Given:
The equation of a circle is
[tex]10y+x^2=-18+5x-y^2[/tex]
To find:
The center and radius of the given equation by completing the square.
Solution:
The standard form of a circle is
[tex](x-h)^2+(y-k)^2=r^2[/tex] ...(i)
where, (h,k) is center and r is radius of the circle.
We have,
[tex]10y+x^2=-18+5x-y^2[/tex]
It can be written as
[tex](x^2-5x)+(y^2+10y)=-18[/tex]
[tex]\left(x^2-5x+\left(\dfrac{5}{2}\right)^2\right)+\left(y^2+10y+\left(\dfrac{10}{2}\right)^2\right)=-18+\left(\dfrac{5}{2}\right)^2+\left(\dfrac{10}{2}\right)^2[/tex]
[tex]\left(x-\dfrac{5}{2}\right)^2+\left(y^2+10y+5^2\right)=-18+\dfrac{25}{4}+5^2[/tex]
[tex]\left(x-\dfrac{5}{2}\right)^2+(y+5)^2=-18+\dfrac{25}{4}+25[/tex]
[tex]\left(x-\dfrac{5}{2}\right)^2+(y+5)^2=\dfrac{-72+25+100}{4}[/tex]
[tex]\left(x-\dfrac{5}{2}\right)^2+(y+5)^2=\dfrac{53}{4}[/tex]
[tex]\left(x-\dfrac{5}{2}\right)^2+(y+5)^2=\left(\dfrac{\sqrt{53}}{2}\right)^2[/tex] ...(ii)

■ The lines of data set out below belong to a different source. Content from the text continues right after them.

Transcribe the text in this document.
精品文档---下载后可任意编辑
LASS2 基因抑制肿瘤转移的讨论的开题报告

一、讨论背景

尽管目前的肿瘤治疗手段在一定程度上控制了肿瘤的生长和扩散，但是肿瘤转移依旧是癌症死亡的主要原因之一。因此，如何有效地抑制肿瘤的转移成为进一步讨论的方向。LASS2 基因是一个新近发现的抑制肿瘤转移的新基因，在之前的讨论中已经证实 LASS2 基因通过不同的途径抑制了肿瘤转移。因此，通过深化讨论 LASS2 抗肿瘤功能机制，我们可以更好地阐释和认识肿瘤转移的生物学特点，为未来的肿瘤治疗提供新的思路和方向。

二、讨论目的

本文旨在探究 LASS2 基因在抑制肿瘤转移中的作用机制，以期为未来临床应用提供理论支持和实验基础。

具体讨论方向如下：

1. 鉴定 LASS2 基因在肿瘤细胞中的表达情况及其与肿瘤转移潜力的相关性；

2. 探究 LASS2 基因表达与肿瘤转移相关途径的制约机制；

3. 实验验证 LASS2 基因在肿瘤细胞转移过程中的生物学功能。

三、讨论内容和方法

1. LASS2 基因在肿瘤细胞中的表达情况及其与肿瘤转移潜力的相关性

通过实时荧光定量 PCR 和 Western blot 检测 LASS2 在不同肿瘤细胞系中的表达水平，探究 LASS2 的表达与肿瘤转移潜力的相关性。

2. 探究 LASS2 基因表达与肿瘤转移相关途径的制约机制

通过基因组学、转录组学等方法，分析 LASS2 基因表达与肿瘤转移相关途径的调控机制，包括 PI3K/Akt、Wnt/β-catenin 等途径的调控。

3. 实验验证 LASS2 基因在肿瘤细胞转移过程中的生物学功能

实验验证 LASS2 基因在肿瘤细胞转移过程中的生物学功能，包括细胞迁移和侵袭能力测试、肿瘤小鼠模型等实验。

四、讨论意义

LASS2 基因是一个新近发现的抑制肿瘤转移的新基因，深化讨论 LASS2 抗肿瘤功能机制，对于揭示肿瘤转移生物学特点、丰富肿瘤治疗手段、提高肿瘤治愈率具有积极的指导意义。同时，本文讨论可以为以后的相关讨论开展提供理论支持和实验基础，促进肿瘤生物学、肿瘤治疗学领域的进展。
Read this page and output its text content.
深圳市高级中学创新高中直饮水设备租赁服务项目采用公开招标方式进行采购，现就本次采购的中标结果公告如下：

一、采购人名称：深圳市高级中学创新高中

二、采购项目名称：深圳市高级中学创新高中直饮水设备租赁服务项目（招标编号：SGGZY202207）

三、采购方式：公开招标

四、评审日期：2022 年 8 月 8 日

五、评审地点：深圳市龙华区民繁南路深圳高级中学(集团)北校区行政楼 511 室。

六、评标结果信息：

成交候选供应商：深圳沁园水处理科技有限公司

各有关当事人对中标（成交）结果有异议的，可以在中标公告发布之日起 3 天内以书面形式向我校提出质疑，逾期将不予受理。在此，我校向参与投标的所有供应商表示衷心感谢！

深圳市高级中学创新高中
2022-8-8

On comparing (i) and (ii), we get
[tex]h=\dfrac{5}{2},k=-5,r=\dfrac{\sqrt{53}}{2}[/tex]
Therefore, the center is [tex]\left(\dfrac{5}{2},-5\right)[/tex] and the radius is [tex]\dfrac{\sqrt{53}}{2}[/tex] units.